I've never done any chocolate glazing but someone has requested a "new" chocolate cake for the company party opening of a new subdivision named after the subdivision. So my question is what is the difference in Sacher & Opera glazes? Is it shine, texture (thickness), or ingredients(receipe)?


----------



## madgoose (Oct 20, 2004)

opera glaze is used on opera tortes(3 layers of yellow chiffon w/ 2 layers of coffee buttercream and 1 layer of ganache in between the cakes and then covered with the glaze) it consists of coating chocolate, dark couverture chocolate and vegetable oil. To make the glaze: melt both chocolates together over double boiler, once melted stir in the oil, the glaze makes a thin coating on the cake that sets up solid. You want to let the opera glaze cool slightly before using it.

Sacher glaze is used on sacher torte (2 layers of sacher cake, apricot jam filling, covered with ganache, and then covered with sacher glaze) this glaze consists of heavy cream, dark couverture chocolate and butter. The added fat in this glaze allows the coating to set up firm but not solid and have more of a ganache flavor. To make this just bring heavy cream to a boil pour over chocolate in a bowl, wait a few seconds before whipping together, whip together, then add in butter until melted. This glazed should be used as soon as possible.

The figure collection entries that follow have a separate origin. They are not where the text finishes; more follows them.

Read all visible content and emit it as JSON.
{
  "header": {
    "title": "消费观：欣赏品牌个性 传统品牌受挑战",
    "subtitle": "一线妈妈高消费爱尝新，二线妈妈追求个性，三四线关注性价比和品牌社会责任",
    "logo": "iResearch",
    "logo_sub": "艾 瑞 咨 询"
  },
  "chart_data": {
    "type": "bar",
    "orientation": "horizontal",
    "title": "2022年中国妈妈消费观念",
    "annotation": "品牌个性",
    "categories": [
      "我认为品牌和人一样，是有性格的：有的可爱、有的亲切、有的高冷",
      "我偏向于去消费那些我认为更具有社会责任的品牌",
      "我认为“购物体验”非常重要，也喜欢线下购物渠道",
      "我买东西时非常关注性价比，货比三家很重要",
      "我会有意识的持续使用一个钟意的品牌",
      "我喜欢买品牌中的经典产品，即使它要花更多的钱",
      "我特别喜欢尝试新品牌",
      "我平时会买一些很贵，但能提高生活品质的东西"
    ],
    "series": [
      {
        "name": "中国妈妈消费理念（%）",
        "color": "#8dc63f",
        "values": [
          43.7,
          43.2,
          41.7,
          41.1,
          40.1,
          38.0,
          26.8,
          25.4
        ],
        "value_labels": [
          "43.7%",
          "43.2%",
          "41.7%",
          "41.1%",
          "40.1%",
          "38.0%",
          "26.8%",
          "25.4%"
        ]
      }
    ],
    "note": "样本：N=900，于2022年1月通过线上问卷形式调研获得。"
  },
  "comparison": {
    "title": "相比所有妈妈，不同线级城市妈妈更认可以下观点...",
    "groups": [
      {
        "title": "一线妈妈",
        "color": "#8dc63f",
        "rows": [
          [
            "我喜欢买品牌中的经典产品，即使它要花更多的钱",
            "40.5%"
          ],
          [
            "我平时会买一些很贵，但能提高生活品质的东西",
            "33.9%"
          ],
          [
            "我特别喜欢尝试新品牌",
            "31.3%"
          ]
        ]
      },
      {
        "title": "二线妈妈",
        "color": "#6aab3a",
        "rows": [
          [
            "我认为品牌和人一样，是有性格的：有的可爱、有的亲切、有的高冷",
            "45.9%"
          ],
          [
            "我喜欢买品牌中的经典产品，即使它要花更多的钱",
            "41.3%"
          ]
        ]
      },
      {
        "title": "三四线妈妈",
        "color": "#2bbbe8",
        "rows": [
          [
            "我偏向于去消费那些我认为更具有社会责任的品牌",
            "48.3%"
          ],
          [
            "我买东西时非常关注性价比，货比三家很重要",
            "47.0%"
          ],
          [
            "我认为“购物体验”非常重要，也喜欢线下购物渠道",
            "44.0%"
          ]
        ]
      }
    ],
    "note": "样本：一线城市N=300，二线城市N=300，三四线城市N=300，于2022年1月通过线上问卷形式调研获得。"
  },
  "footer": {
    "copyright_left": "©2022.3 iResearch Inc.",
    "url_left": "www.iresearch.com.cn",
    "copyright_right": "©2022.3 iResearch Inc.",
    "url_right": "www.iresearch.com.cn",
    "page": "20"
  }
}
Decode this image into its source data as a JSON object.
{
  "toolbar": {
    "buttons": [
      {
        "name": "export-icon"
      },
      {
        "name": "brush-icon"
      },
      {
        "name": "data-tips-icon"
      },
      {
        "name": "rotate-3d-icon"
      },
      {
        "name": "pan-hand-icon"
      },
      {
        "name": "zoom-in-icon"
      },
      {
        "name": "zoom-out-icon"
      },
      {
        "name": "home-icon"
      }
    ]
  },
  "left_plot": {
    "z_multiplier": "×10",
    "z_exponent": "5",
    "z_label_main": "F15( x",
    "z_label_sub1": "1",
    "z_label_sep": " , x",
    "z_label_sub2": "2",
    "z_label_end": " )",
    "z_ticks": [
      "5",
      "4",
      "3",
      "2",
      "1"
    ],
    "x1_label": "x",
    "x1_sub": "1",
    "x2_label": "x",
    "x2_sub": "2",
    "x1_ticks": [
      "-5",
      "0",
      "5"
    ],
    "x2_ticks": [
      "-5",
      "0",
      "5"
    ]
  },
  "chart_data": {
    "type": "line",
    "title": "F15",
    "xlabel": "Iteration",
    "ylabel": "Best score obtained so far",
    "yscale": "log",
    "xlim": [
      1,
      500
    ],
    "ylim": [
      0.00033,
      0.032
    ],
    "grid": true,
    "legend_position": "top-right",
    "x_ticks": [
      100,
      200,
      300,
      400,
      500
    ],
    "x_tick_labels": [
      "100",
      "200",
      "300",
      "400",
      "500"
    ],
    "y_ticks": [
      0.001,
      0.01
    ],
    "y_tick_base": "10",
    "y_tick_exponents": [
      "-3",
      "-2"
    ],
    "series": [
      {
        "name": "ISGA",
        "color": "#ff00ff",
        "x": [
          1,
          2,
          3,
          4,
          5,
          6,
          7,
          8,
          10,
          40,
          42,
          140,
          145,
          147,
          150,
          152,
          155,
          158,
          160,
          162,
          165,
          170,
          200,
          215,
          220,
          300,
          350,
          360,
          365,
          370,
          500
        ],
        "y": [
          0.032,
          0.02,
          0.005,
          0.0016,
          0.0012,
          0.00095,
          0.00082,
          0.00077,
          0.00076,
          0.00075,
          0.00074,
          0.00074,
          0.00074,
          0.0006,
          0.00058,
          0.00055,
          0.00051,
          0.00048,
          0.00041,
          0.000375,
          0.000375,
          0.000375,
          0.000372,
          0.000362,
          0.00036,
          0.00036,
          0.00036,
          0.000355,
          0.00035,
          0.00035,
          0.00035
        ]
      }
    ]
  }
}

the recipes for both are as follows:
for about 12 oz of opera glaze
coating chocolate 8 oz
dark chocolate couveture 3.5 oz
veg oil 1.33 oz

or if you can't be bother getting 2 different types of chocolate you can use all couveture just increase the amount of oil i've done both and they come out exactly the same:
dark chocolate couverture 11.5 oz
veg oil 2 oz

for about 14 oz of sacher glaze:
heavy cream 6 oz
dark chocolate couverture 6 oz
butter 2 oz

i hope this helps let me know how the cake comes out


----------